Budowa akademii golfowej nad Zalewem Zemborzyckim miała się zacząć na początku wakacji. Ale wykonawca do tej pory nawet nie zaczął prac. Jeśli nie wyrobi się do listopada, grożą mu kary finansowe.
– Trwa etap zatwierdzania projektu budowlanego – mówi Mariusz Szmit, prezes Miejskiego Ośrodka Sportu i Rekreacji w Lublinie, na którego terenie powstanie pole.
– To rzeczy niezależne od nas. Wykonawca ma terminy określone w umowie.

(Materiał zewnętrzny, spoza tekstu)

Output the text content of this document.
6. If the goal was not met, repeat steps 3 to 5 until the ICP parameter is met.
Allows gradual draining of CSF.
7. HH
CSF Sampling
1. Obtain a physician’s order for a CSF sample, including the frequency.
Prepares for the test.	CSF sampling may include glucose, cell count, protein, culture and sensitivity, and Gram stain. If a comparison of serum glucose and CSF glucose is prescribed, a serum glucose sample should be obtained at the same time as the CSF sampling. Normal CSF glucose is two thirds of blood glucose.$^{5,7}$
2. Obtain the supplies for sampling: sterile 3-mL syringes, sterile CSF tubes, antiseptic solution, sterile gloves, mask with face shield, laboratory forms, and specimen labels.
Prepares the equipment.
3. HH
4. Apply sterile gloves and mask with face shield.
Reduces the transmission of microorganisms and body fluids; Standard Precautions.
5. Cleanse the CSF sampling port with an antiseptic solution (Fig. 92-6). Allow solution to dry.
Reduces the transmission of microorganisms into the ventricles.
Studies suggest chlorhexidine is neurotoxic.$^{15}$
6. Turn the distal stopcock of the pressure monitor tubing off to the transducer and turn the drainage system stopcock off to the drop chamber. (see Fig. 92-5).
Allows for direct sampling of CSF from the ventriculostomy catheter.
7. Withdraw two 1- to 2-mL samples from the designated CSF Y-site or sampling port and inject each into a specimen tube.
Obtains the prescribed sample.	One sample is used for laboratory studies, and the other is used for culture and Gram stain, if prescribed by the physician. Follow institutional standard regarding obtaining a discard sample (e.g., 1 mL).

Jeśli zwycięzca przetargu nie wyrobi się do listopada, czekają go tzw. kary umowne. – Wykonawca ma jeszcze możliwość wnioskowania o przedłużenie terminu. Ale będzie musiał przedstawić bardzo dobre uzasadnienie – zaznacza prezes MOSiR,
Lubelska akademia golfowa Ma być propozycją nie tylko dla zawodowych graczy, ale także dla całych rodzin, które chcą aktywnie spędzić czas nad zalewem i nauczyć się gry w golfa.
Centralnym punktem akademii będzie pole z 6 dołkami. Do każdego z nich będą dopasowane różne nawierzchnie. Obok powstanie golfowa strzelnica, gdzie każdy będzie mógł trenować uderzenia na różną odległość. A na zwolenników gry na mniejszej przestrzeni będzie czekało pole do minigolfa z 18 dołkami. Będzie można korzystać ze sprzętu będącego na wyposażeniu Akademii Golfa. Gracze bez praktyki zasady poznają w budynku szkoleniowym.
Partnerem MOSiR przy budowie akademii jest Pierwszy Lubelski Klub Golfowy. W planach współpracy klubu z miastem jest m.in. uruchomienie w lubelskich szkołach zajęć z podstaw golfa.